Virgin/Air NZ deal approved

Consumer watchdog says airlines' trans-Tasman alliance likely to benefit public.

Virgin Australia Holdings (VAH) and Air New Zealand have conditional authorisation from the consumer watchdog for an extension of their trans-Tasman alliance.

In a statement to the Australian Securities Exchange, the groups say authorisation will commence on January 1, 2014, when the existing authorisation expires, and last until October 31, 2018.

Investors were little fussed with the news. At the 1015 AEST official market open, Virgin shares were flat at 40.5 cents, against a benchmark index lift of 0.27%.

The Australian Competition and Consumer Commission says the alliance is likely to result in material public benefits and promote competition on trans-Tasman routes, particularly for business travellers.

"The alliance will allow the two airlines to offer enhanced products and services, such as new frequencies and increased access to loyalty program benefits and lounges," ACCC Commissioner Jill Walker said.

Without the alliance, Virgin Australia's trans-Tasman operations would be more limited than its key competitors, while Air New Zealand would be at a competitive disadvantage to the Qantas-Jetstar/Emirates alliance because of its more limited access to the Australian market, the ACCC said.

The watchdog said the alliance is unlikely to reduce competition on most trans-Tasman routes, but is concerned the deal may affect competition on routes between Christchurch-Melbourne, Christchurch-Brisbane, Wellington-Brisbane, Queenstown-Brisbane, Auckland-Gold Coast and Dunedin-Brisbane.

To address these concerns, the ACCC is imposing conditions to require the airlines to maintain aggregate base capacity across the routes and will review the airlines' capacity additions in light of actual demand growth over the next two years.

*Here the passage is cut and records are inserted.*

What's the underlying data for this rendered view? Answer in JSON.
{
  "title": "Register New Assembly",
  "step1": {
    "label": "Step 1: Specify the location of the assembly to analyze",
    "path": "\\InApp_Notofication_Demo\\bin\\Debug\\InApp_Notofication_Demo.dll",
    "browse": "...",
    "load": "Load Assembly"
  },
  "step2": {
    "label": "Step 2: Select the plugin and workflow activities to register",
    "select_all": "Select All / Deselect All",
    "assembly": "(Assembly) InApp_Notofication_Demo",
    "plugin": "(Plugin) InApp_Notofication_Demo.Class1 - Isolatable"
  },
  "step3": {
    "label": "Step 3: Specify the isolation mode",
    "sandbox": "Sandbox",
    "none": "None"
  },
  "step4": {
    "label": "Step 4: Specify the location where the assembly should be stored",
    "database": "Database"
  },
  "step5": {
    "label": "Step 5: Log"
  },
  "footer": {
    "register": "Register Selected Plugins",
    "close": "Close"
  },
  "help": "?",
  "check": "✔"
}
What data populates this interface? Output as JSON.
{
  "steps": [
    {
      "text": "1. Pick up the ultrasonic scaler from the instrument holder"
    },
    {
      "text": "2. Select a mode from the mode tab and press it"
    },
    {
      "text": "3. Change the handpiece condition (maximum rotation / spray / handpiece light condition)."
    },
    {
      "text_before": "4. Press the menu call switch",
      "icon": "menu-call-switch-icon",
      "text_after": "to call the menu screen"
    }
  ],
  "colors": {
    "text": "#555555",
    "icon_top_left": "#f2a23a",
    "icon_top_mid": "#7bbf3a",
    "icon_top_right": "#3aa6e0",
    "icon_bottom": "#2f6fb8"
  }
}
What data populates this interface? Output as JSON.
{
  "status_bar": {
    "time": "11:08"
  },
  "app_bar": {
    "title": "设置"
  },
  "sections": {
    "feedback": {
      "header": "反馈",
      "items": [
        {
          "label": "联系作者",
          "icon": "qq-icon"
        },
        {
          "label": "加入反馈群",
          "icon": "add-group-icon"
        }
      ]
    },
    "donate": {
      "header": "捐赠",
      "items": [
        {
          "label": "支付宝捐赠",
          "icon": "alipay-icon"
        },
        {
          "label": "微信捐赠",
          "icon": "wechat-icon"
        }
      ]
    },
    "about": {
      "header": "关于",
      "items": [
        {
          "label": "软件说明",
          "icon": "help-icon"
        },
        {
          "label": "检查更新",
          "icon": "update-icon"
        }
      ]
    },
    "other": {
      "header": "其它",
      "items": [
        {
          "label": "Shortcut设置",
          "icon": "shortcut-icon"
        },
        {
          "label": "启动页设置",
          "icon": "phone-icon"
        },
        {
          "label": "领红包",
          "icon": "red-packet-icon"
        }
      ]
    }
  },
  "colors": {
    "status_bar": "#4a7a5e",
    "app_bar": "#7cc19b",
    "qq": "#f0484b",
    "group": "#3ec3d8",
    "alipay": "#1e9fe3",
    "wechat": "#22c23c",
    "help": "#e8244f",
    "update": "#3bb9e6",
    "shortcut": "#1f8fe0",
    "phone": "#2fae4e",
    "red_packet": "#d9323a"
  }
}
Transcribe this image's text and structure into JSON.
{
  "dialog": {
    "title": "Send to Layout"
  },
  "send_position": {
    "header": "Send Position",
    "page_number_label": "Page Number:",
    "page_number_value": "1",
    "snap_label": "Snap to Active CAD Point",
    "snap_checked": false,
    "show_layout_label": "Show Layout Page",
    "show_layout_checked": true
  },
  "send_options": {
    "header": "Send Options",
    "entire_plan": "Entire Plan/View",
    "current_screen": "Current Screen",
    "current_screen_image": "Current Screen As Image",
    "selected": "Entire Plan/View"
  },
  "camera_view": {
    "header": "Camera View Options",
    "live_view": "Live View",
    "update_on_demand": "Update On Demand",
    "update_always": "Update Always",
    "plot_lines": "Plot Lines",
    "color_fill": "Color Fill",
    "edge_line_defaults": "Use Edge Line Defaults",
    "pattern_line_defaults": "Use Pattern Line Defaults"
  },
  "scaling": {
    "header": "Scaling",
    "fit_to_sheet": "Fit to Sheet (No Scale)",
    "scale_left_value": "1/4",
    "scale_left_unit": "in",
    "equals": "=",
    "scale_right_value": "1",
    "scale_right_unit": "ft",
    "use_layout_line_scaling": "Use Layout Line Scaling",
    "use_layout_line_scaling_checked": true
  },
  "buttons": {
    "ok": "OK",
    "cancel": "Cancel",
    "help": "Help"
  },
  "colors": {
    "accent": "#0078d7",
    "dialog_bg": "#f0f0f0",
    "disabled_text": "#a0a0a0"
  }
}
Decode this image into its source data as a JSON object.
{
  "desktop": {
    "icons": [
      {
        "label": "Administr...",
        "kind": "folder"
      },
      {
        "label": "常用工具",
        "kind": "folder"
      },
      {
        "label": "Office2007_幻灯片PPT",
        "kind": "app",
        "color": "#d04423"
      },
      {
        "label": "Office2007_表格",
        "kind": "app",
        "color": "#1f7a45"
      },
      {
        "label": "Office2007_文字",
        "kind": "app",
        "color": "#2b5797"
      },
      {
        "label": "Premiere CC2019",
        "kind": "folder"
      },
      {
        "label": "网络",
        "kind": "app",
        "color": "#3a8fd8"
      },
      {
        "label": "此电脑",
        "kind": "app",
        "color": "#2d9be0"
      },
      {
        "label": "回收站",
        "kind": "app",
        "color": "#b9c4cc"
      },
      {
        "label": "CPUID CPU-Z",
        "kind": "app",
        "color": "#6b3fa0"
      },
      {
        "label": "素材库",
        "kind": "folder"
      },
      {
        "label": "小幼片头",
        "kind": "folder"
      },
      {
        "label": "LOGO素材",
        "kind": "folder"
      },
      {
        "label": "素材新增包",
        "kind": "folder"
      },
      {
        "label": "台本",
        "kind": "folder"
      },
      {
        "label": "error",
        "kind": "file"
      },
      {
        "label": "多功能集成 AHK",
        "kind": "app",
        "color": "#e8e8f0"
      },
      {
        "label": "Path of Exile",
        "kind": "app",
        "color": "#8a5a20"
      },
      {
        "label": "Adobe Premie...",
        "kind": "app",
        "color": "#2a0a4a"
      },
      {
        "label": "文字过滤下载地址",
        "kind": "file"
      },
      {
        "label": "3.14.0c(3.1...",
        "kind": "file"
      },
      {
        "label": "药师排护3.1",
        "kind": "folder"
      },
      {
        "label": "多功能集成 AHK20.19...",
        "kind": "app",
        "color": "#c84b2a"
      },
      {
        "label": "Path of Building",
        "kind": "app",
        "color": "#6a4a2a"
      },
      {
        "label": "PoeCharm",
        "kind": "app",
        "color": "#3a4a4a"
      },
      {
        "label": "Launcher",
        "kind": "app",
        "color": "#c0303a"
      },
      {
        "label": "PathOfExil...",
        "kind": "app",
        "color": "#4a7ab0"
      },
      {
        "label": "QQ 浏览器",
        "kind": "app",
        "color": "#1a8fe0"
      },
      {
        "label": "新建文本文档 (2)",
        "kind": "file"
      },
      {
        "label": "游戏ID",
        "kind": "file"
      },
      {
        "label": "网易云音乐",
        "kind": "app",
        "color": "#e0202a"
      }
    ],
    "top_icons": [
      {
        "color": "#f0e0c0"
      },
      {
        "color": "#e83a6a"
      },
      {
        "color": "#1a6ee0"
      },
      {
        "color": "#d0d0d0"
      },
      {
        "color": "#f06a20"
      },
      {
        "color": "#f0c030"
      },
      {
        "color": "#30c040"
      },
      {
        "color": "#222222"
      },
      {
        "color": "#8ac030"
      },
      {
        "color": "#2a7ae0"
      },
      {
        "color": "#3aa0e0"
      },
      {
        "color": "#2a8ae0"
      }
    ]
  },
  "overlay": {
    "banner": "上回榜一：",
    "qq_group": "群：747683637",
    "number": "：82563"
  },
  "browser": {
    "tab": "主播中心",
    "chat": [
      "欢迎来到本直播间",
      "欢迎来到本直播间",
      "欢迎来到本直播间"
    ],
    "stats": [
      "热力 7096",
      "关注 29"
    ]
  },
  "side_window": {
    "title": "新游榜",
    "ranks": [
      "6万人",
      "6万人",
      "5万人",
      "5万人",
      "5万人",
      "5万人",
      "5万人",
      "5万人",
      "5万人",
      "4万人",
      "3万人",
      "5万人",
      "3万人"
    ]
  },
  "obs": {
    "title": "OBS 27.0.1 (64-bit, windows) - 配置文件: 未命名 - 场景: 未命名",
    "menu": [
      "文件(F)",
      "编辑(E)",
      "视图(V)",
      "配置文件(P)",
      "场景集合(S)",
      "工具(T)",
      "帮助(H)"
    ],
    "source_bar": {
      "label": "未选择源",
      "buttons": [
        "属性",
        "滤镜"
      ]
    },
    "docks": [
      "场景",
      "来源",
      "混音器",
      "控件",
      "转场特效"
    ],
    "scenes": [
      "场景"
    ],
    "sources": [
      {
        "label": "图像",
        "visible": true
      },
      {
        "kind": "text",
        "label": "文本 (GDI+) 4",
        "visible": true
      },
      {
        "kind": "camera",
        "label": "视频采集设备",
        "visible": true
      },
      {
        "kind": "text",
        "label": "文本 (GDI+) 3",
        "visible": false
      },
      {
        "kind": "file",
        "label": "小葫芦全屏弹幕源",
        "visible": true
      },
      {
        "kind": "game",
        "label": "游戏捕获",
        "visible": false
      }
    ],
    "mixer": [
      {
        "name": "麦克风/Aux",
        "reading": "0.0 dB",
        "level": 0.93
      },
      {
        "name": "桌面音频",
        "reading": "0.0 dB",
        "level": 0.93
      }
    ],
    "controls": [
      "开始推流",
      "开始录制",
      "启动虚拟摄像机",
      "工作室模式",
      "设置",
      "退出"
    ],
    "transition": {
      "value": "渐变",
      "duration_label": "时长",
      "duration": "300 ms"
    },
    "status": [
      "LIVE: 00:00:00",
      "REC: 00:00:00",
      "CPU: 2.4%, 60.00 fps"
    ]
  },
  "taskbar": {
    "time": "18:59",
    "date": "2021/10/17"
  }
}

The commission also requires airlines to provide key performance data at the end of each scheduling season to help it assess whether the deal is hurting competition.

Virgin chief executive officer John Borghetti welcomed the determination, saying it would allow the airline to continue to offer consumers a better choice of flights, improved connections and increased capacity on the Tasman.

"We have also worked together to promote tourism throughout regional Australia and New Zealand," he said.

“We welcome today’s decision by the ACCC as it will enable us to continue to work together for the benefit of consumers, tourism and business in Australia."

Virgin last week posted a full-year loss and declined to provide guidance for the year ahead.